A person’s credit report shows the credit vehicles they use as well as each account’s credit limit, high balances, and current balances. High credit limits and multiple lines of credit hurt a person’s overall credit rating.

Potential new lenders can see that the applicant has access to a large amount of open credit. This is a red flag for a lender simply because the borrower may choose to maximize their lines of credit and credit cards, extend their debts too much, and become unable to repay them. Since high credit limits have this potential effect on credit scores, some borrowers sometimes ask creditors to lower their credit limits.

Advisor overview

Derek Notman, CFP®, ChFC, CLU
Intrepid Wealth Partners, LLC, Madison, WI

When applying for credit, consider the following checklist to be the best prepared:

  • Make sure the lender knows why you need the money. Why are you asking for credit? Having a clear reason will make them more comfortable.
  • Have a personal financial statement already completed. The bank will ask you, so be prepared.
  • Have your income tax returns for the past two or three years – the bank will ask you for that as well.
  • Be prepared to use one of your assets as collateral to secure some or all of the credit. It could be real estate, life insurance with cash value, or a business asset. Don’t give it away right away, but use it as a bargaining chip.
  • Don’t be afraid to try to negotiate the interest rate on the credit.
  • Being prepared will show a lender that you are organized, serious, and hopefully make them feel like a low risk borrower.

What is a credit limit?

A credit limit is the amount of unsecured or secured credit that a lender will extend to a borrower through a revolving loan vehicle such as a credit card, personal line of credit, or home equity line of credit. . Lenders grant credit limits based on several factors, including the borrower’s credit rating, other types of credit they have, income, and on-time payment history.

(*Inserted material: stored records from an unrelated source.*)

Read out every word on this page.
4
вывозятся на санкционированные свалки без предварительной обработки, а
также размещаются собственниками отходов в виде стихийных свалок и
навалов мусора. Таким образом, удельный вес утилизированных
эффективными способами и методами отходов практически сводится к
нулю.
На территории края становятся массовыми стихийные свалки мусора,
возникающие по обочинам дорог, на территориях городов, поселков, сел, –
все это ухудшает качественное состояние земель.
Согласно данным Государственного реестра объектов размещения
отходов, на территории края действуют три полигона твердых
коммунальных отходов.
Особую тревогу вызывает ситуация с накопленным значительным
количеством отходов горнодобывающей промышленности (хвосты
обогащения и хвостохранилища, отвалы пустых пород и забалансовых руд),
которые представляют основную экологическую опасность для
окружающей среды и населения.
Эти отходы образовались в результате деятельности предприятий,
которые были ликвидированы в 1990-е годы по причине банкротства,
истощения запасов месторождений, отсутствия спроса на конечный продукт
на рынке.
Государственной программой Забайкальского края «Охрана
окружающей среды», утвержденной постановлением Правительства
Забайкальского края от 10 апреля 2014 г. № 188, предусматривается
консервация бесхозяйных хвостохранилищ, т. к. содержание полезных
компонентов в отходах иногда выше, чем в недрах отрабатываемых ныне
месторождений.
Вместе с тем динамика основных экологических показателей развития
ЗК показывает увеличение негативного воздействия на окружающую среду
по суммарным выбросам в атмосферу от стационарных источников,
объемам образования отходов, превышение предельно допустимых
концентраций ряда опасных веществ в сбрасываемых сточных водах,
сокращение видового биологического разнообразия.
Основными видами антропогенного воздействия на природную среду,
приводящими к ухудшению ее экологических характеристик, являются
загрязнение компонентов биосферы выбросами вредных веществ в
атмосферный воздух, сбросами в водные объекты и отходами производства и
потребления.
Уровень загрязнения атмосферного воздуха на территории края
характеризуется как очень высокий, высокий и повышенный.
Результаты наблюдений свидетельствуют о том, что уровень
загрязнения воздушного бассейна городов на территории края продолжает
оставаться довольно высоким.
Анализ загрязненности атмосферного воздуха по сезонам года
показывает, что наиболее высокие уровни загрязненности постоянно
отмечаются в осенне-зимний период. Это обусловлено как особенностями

What is the available credit?

Available credit is simply the unused portion of a borrower’s credit limit at any given time. So if someone has a total credit limit of $ 10,000 on their credit card or personal line of credit, and they have already used $ 5,000, they will have the remaining $ 5,000 of available credit to which they will. could access. Available credit may fluctuate throughout the billing cycle based on account usage. The opposite of available credit is the credit utilization level – which tracks the percentage of the line of credit that is in use at any given time.

What is a credit score?

A credit score is a calculated value that serves as an indicator of a borrower’s creditworthiness or ability and the likelihood that they will repay their debts on time in accordance with the terms of the loan agreement. Credit scores are generated by credit reporting agencies such as Experian, Equifax, or TransUnion and use formulas that assign weights and values ​​to factors such as payment history, amounts owed, duration credit history and use of credit. Credit scores are not the same as credit reports, the latter are simply records of the types and status of credit accounts that are reported to credit bureaus by lenders.